Link Crew leads to leaders and friends


By Amanda Tonoli

atonoli@vindy.com

AUSTINTOWN

As 400 freshmen prepare for high school, juniors and seniors prepare for a nontraditional welcome – one with open arms.

Ninety-eight students will be leaders in Link Crew, a national program dedicated to breaking down barriers and helping the transition from middle school to high school seem less daunting.

Dave Purins, Fitch High School assistant principal, said because Fitch staff members are dedicated to developing and accepting the gifts that everyone has, leaders were chosen to be representative of the entire student body.

“It’s a really eclectic group,” he said.

Link Leaders are involved in a variety of activities and clubs, and are dedicated to promoting extracurricular involvement for freshmen.

In addition, the mentoring opportunity will help grow friendships and provide a “middle man” resource for students who need help.

Cami Hefner, Link Leader and senior, said she wished the program was there when she was a freshman.

“I just had no clue where to go, and I felt like I had no one to go to,” she said.

Link Leader Marquis Barbel, a senior, said he wanted to help provide comfort to those students who feel like Hefner did.

“I don’t want anybody to be alone,” he said.

Link Leader Tom Drabison, a junior, said he wanted to give tips and help get rid of “unnecessary failure.”

“Little things like walking on the right side of the hallway makes life a lot easier,” he said.

Drabison said, however, he understood some things would have to be learned by doing and failing.

“You have to fail to understand how to succeed,” he said.

Barbel agreed and said the success comes from reaching outside of one’s comfort zone.

“You don’t succeed if you don’t get out of your comfort zone,” he said.

In the fall, 98 Link Leaders will be trained in how to help their freshmen groups of 10 and when to bring issues to the adults. The leaders will take their training to the 8 a.m. to noon Aug. 23 freshmen orientation. Freshmen students will meet with their Link Leaders and participate in team-building exercises to help ease out of their comfort zones.

“The stronger they connect, the stronger team is going to be,” Purins said.

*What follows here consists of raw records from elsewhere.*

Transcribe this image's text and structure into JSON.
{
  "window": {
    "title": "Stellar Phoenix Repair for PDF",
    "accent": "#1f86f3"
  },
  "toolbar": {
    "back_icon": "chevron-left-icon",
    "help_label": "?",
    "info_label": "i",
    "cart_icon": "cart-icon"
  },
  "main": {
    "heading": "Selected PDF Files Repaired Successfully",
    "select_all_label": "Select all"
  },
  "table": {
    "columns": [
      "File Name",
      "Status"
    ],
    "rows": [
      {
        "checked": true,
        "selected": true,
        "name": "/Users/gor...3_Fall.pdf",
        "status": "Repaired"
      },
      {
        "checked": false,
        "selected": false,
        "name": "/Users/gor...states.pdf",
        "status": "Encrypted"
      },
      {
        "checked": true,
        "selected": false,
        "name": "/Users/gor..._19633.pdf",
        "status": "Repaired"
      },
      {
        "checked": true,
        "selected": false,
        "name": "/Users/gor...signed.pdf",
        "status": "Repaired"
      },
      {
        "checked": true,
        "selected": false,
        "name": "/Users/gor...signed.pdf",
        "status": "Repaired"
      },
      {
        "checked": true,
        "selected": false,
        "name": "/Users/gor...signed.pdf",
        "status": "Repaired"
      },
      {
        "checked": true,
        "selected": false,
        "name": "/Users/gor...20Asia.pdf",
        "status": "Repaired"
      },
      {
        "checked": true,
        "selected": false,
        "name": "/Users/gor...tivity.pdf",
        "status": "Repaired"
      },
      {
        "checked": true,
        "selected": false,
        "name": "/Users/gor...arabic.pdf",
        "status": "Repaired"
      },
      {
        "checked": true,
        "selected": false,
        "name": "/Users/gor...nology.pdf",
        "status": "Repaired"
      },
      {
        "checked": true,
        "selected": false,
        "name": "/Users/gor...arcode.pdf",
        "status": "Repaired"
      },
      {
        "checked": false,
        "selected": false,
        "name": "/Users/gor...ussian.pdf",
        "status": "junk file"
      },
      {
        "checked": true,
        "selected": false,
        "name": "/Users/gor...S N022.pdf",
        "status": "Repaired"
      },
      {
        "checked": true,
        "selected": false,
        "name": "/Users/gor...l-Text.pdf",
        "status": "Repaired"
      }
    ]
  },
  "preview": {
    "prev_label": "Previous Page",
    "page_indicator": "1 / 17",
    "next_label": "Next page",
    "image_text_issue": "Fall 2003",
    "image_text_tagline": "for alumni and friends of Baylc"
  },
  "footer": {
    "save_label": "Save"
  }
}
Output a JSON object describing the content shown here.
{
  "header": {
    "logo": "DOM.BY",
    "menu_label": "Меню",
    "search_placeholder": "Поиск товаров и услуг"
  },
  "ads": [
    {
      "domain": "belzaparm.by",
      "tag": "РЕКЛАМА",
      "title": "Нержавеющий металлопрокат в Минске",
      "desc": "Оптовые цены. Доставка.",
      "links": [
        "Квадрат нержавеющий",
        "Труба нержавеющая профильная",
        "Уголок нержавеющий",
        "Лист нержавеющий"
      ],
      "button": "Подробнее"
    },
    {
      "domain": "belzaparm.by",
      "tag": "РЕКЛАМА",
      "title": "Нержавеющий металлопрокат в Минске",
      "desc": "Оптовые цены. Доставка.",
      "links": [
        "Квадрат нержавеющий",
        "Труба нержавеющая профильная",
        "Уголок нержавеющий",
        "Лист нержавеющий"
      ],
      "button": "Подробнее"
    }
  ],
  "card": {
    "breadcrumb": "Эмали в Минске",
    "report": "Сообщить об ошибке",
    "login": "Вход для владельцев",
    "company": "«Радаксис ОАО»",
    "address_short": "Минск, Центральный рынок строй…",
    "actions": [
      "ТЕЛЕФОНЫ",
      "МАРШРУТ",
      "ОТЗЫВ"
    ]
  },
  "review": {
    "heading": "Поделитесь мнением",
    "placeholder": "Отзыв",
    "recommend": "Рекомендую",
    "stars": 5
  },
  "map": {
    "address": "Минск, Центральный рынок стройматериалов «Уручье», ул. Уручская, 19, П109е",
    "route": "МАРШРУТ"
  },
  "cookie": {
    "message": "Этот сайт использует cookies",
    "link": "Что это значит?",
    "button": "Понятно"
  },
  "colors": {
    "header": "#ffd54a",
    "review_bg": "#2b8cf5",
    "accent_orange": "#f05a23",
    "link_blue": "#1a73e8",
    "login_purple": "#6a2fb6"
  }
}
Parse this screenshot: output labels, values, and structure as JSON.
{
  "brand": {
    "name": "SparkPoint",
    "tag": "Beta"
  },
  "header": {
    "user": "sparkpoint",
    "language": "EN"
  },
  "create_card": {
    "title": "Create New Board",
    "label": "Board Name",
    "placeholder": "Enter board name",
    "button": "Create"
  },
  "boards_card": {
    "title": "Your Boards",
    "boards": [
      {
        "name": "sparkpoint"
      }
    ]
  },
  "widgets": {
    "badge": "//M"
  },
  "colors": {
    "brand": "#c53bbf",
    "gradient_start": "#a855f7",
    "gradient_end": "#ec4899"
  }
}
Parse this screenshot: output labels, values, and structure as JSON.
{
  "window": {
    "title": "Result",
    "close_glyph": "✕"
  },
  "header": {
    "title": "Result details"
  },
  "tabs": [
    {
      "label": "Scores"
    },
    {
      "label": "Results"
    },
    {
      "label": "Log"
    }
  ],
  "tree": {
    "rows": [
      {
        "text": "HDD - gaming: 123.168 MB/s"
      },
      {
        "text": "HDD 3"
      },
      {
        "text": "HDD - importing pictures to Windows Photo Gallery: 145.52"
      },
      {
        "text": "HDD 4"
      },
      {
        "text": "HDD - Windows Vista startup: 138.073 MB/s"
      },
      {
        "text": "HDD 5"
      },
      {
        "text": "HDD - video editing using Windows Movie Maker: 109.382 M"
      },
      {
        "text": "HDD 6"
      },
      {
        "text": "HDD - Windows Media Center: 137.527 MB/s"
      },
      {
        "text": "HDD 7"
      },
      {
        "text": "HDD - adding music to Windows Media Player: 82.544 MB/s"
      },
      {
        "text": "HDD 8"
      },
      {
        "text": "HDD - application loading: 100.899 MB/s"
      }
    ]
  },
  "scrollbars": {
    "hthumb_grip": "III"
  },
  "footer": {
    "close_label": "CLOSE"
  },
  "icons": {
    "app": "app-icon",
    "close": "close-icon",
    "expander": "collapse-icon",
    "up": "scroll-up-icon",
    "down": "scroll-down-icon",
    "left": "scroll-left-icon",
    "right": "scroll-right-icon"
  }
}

Hefner said she thinks not only will the program bring the ninth-grade class together, but it will also bring the senior class together.

“We’ll all be more of a family, and that’s something Austintown tries to create,” she said.

Purins said the goal of the group is to deconstruct any negative connotations people have from starting school.

“It’s motivating for us as adults to see excitement in young people to make a change,” Purins said. “One change is that now the cool thing to do is to accept one another.”

Austintown Middle School is also implementing a similar program mentored by eighth-grade students for sixth-grade students entering the school.

“We have a tremendous amount of amazing kids who volunteered to be difference makers,” Purins said. “What I see in them, the leaders, is that they don’t always want to own up to big things they do. They really do so many awesome things, and this is just one of them.”

Long-term, Purins said he hopes the program will increase school attendance.

“We want them to know we want kids in school,” he said. “We want to make incoming freshmen feel connected and linked to school and community. ... We want them to get the message that we’re excited to have them and can’t wait to get them here [to Fitch].”

According to boomerangproject.com, Link Crew’s parent site, freshmen are the largest at-risk population in high school because students fail ninth grade more than any other grade.

“Low attendance during the first 30 days of the ninth- grade year is a stronger indicator that a student will drop out than any other eighth-grade predictor, including test scores, other academic achievement and age,” the site said.

The program also gives the Link Leaders, who are still part of the student body, the opportunity to lead.

“We really wanted to allow them [Link Leaders] to have an impact currently on the school and to have something to leave behind,” Purins said.